Portrait de famille : Steven


Portrait en creux.

Ian est présent, là, sur cette photo. Il vient en France une fois par an, on se voit ou pas, et quand on peut passer deux ou trois jours ensemble on se raconte. Des vies qui bizarrement se ressemblent un peu.

Ian est brillant, de la graine d'ingénieur à l'ancienne. Il dessine à merveille, sait peindre, a pondu une maquette pour  un musée de Leicester (la marée). Mais Ian est aussi (surtout ?) le frère de Steven, et de lui je ne connais rien. La photo d'un ado admiré, sur une moto : "Il fait du cross", on disait en France. Un cadre qui a longtemps pris la poussière sur une commode, longtemps après la fin de son adolescence, la fin des courses de moto. Il a disparu. Pas mort, évaporé.

Ça semble presque trop facile : diminuer la fréquence des contacts, des coups de fils, ne plus envoyer de carte de voeux. Assister aux anniversaires de loin en loin, s'excuser, ne pas pouvoir, manquer Noël une fois, une autre... et un jour déménager sans laisser d'adresse.

dimanche 18 décembre 2011

Mita Coiffure





Dans mon Guinness book of World Records imaginaire, voici le plus petit salon de coiffure au monde. Presque aussi étroit que la porte d'entrée qu'il jouxte.

Tout juste assez large pour que le coiffeur puisse officier derrière son client.

J'ai envie de le tester. Surtout depuis que dans mon salon de coiffure habituel l'un des deux garçons, en voyant une vidéo de Britney Spears, a cru bon de lancer :

"Elle, il faut la violer."

Pauvre con...

lundi 12 décembre 2011

Elvis


Un autre portrait de dos. A contre-jour, mon taximan de la nuit.

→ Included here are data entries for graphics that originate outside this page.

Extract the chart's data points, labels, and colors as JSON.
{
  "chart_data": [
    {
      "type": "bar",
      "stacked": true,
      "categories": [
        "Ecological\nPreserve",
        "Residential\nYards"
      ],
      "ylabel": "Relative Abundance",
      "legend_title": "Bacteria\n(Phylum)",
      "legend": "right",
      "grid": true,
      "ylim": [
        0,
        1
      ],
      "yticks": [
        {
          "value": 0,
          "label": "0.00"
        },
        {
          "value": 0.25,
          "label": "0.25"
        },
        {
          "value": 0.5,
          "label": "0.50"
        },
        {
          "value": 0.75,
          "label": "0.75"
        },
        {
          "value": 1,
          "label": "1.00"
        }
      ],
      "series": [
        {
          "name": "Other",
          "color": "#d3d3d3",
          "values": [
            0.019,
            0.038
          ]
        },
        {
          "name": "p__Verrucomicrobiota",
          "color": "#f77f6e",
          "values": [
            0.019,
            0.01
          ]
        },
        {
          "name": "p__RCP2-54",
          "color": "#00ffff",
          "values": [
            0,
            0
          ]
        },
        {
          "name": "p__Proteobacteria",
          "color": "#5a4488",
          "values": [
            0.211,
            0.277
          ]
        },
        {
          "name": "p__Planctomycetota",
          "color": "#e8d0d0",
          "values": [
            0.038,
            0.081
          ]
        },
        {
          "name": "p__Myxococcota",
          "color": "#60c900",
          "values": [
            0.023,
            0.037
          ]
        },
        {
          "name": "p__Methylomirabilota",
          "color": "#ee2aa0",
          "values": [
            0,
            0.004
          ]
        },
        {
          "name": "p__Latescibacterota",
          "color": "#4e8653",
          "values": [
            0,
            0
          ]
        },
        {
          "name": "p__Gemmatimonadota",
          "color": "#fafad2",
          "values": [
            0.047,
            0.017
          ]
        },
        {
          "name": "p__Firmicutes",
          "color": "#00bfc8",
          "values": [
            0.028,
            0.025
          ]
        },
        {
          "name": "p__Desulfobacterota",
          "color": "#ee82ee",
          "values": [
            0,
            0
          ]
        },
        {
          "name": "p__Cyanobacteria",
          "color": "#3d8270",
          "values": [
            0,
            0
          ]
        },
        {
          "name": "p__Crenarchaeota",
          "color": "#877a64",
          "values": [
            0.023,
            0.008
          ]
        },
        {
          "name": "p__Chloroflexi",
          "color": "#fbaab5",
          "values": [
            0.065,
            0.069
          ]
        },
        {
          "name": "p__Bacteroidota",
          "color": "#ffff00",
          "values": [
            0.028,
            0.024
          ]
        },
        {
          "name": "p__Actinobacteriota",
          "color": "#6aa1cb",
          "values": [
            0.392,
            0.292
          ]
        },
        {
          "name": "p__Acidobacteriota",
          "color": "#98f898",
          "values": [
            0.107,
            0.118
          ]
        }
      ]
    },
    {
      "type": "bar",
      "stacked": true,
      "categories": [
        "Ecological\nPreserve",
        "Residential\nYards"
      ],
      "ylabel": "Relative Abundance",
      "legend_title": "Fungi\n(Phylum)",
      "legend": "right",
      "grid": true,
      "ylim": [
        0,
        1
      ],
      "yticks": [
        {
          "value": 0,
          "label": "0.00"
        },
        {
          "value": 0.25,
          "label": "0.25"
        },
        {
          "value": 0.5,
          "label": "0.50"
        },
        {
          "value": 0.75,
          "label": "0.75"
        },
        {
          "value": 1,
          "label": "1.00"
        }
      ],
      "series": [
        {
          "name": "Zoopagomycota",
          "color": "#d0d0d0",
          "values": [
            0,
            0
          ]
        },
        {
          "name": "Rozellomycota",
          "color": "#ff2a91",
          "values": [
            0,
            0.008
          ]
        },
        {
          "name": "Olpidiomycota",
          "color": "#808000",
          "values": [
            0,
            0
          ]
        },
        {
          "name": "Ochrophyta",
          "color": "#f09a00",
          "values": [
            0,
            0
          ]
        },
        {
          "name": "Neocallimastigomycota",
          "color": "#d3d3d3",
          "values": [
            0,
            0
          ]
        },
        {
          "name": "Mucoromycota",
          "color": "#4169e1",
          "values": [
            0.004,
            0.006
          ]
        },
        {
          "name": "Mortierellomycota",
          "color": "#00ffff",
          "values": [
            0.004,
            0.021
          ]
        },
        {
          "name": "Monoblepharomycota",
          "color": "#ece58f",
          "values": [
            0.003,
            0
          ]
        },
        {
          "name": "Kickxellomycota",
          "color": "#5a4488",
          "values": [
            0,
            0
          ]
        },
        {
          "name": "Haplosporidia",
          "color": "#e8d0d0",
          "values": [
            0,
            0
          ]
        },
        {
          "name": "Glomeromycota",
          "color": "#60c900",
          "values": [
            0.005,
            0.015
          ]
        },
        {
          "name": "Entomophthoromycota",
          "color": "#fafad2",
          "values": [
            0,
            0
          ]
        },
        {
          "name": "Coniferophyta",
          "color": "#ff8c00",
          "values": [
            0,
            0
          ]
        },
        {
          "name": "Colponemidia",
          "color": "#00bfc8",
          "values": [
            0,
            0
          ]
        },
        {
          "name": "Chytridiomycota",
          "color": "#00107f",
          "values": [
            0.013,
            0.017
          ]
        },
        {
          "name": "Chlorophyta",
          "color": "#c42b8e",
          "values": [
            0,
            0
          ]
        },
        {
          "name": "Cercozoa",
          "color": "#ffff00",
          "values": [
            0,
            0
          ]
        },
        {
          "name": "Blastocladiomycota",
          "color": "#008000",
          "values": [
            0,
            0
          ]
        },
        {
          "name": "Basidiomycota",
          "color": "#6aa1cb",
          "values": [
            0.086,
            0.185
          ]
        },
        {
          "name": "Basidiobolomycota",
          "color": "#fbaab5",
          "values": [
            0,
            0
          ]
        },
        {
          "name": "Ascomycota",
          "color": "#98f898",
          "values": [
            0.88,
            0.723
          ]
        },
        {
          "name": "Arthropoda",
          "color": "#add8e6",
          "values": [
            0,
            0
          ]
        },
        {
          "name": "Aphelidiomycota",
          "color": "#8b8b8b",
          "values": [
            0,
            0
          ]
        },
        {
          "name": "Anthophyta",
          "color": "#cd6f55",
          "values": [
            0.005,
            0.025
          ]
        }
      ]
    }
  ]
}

Coïncidence, après l'avoir écouté un peu plus tôt : Elvis est vivant ! Coréen. Et aussi rondelet que l'original en 77. Hail to the king!

jeudi 8 décembre 2011

Jean-Jacques


Ligne 3. Serrés comme des sardines. Tout le monde tire une tronche de cent pieds de long, à devoir transpirer si tôt le matin. Tout le monde mais pas Lui. Habillé comme un cadre, costume impeccable, serviette  en cuir accordée entre les jambes, à même le sol, il sourit. Et me hérisse le poil. Suffisant. Tellement au-dessus de nous tous, adossé à sa barre centrale. Invariable. Petit à petit le wagon se vide, il ne bouge pas. Je le baptise : Jean-Jacques.